O Itaú acaba de anunciar a primeira inteligência artificial generativa do Brasil voltada à assessoria de investimentos. A novidade entra em fase de testes com cerca de 10 mil clientes Uniclass e Personalité, mirando um público digitalizado e sem acesso a consultores exclusivos. Mas o que isso representa para o futuro da experiência bancária — e, mais profundamente, da confiança na inteligência artificial?

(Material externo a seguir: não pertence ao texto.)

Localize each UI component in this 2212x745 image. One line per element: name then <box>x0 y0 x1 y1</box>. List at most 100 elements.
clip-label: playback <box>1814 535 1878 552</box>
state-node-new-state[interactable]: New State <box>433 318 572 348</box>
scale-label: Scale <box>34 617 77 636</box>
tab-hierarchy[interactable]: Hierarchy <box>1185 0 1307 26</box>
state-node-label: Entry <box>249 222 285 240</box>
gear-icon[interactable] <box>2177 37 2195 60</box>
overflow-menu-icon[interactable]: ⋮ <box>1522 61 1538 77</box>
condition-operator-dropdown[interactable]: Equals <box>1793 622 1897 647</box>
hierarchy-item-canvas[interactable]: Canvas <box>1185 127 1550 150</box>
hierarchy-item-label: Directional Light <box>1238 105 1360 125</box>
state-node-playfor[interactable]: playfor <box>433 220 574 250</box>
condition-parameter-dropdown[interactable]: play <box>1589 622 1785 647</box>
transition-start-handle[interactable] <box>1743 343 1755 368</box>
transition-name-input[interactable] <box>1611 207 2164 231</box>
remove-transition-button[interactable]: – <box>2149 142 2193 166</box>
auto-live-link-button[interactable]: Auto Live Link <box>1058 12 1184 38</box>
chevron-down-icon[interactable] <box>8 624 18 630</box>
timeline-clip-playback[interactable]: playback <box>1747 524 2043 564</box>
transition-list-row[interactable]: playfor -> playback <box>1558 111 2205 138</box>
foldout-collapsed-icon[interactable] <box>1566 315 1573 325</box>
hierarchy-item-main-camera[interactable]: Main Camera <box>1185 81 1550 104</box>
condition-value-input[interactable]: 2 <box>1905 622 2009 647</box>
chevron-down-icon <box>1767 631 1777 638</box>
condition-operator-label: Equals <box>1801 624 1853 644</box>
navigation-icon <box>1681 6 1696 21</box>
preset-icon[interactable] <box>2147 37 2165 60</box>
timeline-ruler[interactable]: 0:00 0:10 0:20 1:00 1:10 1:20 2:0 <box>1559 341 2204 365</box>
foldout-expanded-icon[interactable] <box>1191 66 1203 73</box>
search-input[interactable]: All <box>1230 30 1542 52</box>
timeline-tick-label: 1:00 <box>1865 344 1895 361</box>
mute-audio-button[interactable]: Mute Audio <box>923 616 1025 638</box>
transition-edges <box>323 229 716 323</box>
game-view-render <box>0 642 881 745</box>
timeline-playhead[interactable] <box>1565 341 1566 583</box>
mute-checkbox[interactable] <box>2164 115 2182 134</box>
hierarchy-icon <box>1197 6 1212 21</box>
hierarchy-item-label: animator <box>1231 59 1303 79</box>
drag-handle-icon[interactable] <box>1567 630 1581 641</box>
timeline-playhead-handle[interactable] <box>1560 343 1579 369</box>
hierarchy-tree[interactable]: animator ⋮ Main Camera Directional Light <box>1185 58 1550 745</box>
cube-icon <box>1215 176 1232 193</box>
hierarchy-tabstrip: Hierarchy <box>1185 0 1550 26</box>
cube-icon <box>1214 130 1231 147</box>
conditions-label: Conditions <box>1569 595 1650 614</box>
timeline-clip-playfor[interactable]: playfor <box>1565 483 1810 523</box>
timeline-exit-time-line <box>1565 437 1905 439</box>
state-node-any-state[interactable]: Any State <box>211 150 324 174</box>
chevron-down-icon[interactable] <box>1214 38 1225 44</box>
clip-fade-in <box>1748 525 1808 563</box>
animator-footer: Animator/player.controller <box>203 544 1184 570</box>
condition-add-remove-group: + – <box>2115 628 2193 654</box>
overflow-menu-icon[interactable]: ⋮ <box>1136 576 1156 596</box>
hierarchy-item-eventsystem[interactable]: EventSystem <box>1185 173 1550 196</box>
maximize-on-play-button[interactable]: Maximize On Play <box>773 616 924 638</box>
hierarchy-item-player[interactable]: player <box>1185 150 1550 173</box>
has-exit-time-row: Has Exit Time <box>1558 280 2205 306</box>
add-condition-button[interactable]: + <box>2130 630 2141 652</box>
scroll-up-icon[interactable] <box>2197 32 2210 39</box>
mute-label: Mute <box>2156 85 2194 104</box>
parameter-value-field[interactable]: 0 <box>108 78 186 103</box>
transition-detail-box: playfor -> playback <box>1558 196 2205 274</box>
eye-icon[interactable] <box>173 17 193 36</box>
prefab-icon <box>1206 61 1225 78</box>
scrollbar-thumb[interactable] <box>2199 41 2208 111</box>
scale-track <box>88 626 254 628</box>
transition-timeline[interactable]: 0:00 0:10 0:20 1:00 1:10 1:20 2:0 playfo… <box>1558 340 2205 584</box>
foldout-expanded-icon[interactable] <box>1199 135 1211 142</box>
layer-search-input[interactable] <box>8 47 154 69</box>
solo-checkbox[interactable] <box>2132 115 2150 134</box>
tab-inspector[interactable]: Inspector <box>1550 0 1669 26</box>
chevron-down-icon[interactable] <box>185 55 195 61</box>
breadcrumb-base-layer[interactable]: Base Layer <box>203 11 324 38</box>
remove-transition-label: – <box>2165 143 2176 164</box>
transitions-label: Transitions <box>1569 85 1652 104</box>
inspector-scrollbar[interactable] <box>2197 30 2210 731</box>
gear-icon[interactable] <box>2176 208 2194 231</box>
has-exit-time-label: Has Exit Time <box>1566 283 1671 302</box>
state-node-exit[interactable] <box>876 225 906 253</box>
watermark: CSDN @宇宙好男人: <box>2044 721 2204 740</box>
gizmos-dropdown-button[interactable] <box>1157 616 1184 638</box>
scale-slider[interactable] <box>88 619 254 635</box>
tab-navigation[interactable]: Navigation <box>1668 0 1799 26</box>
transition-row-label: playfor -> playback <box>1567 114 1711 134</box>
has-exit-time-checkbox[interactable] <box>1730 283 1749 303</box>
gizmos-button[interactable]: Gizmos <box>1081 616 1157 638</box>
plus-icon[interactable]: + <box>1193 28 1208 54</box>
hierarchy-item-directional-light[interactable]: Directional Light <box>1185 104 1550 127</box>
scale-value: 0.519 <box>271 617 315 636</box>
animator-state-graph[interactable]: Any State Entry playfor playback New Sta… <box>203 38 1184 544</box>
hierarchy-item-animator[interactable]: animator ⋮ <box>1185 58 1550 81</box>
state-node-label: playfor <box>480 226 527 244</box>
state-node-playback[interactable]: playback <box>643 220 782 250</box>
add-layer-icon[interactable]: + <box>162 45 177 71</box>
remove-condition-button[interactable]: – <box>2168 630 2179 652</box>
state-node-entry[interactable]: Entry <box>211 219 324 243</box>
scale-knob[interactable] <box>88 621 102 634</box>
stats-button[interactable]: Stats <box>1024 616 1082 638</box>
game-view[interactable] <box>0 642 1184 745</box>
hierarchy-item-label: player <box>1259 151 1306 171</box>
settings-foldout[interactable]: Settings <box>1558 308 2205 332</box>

A promessa do Itaú: personalização sem custo adicional
A IA do Itaú foi construída com o objetivo de oferecer uma assessoria hiperpersonalizada, baseada no histórico de alocação e perfil de cada cliente. Diferente de outras soluções mais genéricas — como a BIA do Bradesco ou até o uso do ChatGPT —, essa ferramenta é pensada exclusivamente para o universo de investimentos e se conecta à base de conhecimento do próprio banco.
Entre as funcionalidades:
Recomendações personalizadas com base no comportamento de investimento.
Respostas a dúvidas sobre produtos, impostos e liquidez.
Experiência conversacional integrada ao app, sem custos adicionais.
Quem pode usar — e por quê?
Neste primeiro momento, a IA será oferecida a clientes com investimentos entre R$ 50 mil e R$ 300 mil, com perfil digital ativo. O foco está menos na quantia investida e mais na afinidade com tecnologia e autonomia no app.
Essa escolha revela uma aposta estratégica: a IA como ponte entre a automação e a sofisticação, democratizando o acesso à inteligência financeira para um público que, muitas vezes, ficava entre o autoatendimento genérico e o atendimento premium exclusivo.
IA para investimentos substituindo humanos? Ainda não — e talvez nunca
A grande dúvida: os assessores humanos estão com os dias contados?
Segundo o Itaú, a resposta é não. A proposta é de complementariedade. A IA pode funcionar como um “copiloto” para especialistas, ajudando com dados técnicos e liberando mais tempo para que o humano foque no relacionamento com o cliente. Com isso, a instituição vislumbra até aumentar o número de assessores, impulsionados pela eficiência da IA.
Ou seja, o futuro pode ser menos sobre substituição e mais sobre integração.
Limites, riscos e aprendizados
Como toda inovação, a IA do Itaú também tem suas limitações:
Não responde em tempo real sobre fatos do noticiário ou decisões de política econômica.
Ainda não oferece insights sobre ações ou produtos de terceiros.
Conta com validação humana contínua para garantir segurança e alinhamento com os valores do banco.
Além disso, surge uma nova fronteira: como lidar com a insatisfação do cliente quando uma recomendação da IA não performa bem? A confiança, nesse cenário, vai muito além da performance técnica — ela depende de transparência, ética e um bom design de serviço.
O que podemos aprender com esse movimento?
A iniciativa do Itaú é um marco no uso estratégico da IA no setor financeiro brasileiro. Mas também serve como exemplo para outros segmentos:
Tecnologia precisa nascer com propósito claro e centrado no cliente.
Explicabilidade e governança são tão importantes quanto sofisticação técnica.
IA pode ser uma alavanca de personalização em escala, sem eliminar o valor humano.
Empresas que desejam seguir esse caminho precisam não só da tecnologia, mas de uma cultura organizacional que favoreça a experimentação responsável e o aprendizado contínuo.